# new expanded aviary



## stowellka (Jun 12, 2010)

finished my expansion! it's 8'x6' plenty of room now for my pair of lahores, maybe room for another kind of pair?!?!


----------



## spirit wings (Mar 29, 2008)

That is absolutly fantabulouse!!!  two more pairs could be fine in that... great job..love it.


----------



## horseart4u (Jun 16, 2011)

where is the loft part? any nest boxes? all i see is a cage.. it does look nice tho


----------



## stowellka (Jun 12, 2010)

thanks, may not be exactly level  but close ,not bad for a two day project? pigeons seem happy to be able to fly around a bit more too!


----------



## stowellka (Jun 12, 2010)

as you can see i live in southern ca. so a fully enclosed loft isn't needed, but nest boxes will be at each end near the peak of the roof also i closed off the upper portion at the ends to break any hard wind we might get, remember if anything heat is the issue here, also it is under a tree so it's pretty much all shade in the summer, basically summer here 10 mo. out of the yr anyway!!!!!!!


----------



## horseart4u (Jun 16, 2011)

if you put the nest boxes up near the peaks will you be able to look straight in them with out having to use a stool or bucket to clean them out? and what about heavey rains, the sides are all wire no protection from that but the roof. it is a very nice set up and know about heat i live in ocala florida and it gets hot here too  keep us posted on when you add the nest boxes..


----------



## NayNay (Mar 16, 2011)

Stowellka lives in San Diego- they have perfect weather- pretty much sunny every day, and if you are close enough to the coast it never gets too hot.

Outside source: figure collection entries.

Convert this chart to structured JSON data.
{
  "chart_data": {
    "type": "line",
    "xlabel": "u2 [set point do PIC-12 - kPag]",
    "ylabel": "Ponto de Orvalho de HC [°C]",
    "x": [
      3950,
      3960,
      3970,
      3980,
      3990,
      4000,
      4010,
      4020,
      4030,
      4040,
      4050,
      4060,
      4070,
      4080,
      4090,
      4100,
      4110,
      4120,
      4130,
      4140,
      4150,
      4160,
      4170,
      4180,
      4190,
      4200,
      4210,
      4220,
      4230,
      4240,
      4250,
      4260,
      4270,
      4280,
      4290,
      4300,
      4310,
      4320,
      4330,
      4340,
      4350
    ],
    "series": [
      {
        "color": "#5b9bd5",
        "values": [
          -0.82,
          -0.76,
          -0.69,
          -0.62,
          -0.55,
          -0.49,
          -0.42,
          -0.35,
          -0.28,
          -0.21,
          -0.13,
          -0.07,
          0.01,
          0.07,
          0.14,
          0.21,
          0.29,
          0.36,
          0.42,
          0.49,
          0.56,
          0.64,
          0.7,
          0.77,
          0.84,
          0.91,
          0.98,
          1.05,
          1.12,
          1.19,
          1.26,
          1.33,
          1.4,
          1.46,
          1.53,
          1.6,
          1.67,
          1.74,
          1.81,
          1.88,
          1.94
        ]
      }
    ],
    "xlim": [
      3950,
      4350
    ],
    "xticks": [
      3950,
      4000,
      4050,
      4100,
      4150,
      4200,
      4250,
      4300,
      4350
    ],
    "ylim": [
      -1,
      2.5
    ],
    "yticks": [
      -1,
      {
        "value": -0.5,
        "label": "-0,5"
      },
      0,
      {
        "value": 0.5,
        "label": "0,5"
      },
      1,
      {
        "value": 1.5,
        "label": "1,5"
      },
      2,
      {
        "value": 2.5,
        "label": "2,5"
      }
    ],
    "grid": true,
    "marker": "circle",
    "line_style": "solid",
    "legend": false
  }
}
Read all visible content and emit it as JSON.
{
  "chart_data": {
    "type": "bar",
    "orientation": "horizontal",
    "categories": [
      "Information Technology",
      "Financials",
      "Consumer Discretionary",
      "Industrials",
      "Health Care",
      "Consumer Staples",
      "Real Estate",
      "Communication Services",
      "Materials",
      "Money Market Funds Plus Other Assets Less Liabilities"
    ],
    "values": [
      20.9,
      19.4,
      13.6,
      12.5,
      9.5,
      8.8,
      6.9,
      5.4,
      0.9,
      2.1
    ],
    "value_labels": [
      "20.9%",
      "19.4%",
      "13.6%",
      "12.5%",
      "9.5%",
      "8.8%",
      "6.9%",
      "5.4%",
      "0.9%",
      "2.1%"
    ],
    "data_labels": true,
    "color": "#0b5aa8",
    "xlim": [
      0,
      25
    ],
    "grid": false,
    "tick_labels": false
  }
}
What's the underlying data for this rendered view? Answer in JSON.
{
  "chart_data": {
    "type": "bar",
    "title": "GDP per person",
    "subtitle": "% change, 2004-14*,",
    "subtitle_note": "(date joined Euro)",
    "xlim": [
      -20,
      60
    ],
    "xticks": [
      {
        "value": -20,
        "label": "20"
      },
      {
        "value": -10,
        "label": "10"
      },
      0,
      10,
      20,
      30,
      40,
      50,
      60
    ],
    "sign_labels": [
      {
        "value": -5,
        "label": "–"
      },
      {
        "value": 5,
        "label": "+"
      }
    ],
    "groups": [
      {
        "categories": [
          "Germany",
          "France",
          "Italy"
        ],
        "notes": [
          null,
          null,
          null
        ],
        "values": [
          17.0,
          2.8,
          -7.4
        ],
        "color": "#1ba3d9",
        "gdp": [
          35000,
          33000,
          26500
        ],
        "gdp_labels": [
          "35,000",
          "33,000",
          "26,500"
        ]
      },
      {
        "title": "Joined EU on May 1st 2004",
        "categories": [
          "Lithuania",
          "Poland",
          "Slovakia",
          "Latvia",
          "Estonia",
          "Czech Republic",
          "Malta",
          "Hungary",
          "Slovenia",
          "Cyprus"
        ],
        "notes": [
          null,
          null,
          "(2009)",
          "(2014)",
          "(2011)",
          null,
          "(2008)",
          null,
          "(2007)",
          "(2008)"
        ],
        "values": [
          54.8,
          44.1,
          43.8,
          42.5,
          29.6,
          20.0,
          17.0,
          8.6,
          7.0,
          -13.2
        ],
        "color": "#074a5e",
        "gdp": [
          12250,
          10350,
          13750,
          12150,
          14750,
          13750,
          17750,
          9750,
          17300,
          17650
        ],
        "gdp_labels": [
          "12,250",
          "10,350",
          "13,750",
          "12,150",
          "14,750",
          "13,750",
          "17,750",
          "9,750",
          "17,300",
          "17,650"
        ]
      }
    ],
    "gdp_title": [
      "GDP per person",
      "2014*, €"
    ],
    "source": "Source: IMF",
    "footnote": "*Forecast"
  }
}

So, I doubt that torrential rain will be a problem.

Nice setup- your birds must love it!


----------



## horseart4u (Jun 16, 2011)

ok just making sure  because we get some HEAVEY rains here and i am not near any water. i am as midland as you can get...


----------



## thepigeonkey (Oct 12, 2011)

Nice new Avairy! Your birds will sure be happy in there. Wish we could say here in chch that rain was not an issue, Its bucketing down today and we are in Spring.


----------



## Jay3 (May 4, 2008)

Wow, that's great! Bet the birds are loving it.


----------



## APF_LOFT (Aug 9, 2010)

whoa! huge space for 2 bird.


----------



## stowellka (Jun 12, 2010)

Thanks for the comments! I wanted a bigger space because I wanted them to be able to fly around bit ,I can,t let them out . Also lahores are big birds!!!


----------



## brentjohnf (Sep 8, 2008)

I LIKE THIS SET UP, 

I CAN SEE SOME NEST BOXS UP TOP OF THE 2X4 JOIST

A WOOD LADDER TO CHECK OUT THE NEST...


----------



## sreeshs (Aug 16, 2009)

Wonderful


----------



## Boo800800 (Nov 21, 2010)

Lucky birds. I am sure they will love all that room.


----------



## PigeonVilla (Dec 8, 2010)

Looks great but I would still close off as corner myself as per the wind chill factor but thats just me .


----------



## JT (Mar 25, 2009)

Congrats! Nicely built


----------



## Jay3 (May 4, 2008)

PigeonVilla said:


> Looks great but I would still close off as corner myself as per the wind chill factor but thats just me .



I agree.


----------



## SnRadcliffe (Dec 9, 2014)

Love this kinda loft I maybe making this...


----------



## chayi (May 1, 2010)

Wow your birds are in pigeon paradise, nice aviary that's a super penthouse for 2 birds , I know people that there whole loft is 8x6 with 20 or 26 birds.


----------



## LUCKYT (Jan 17, 2009)

Looks great, your in California, I would not change a thing.


----------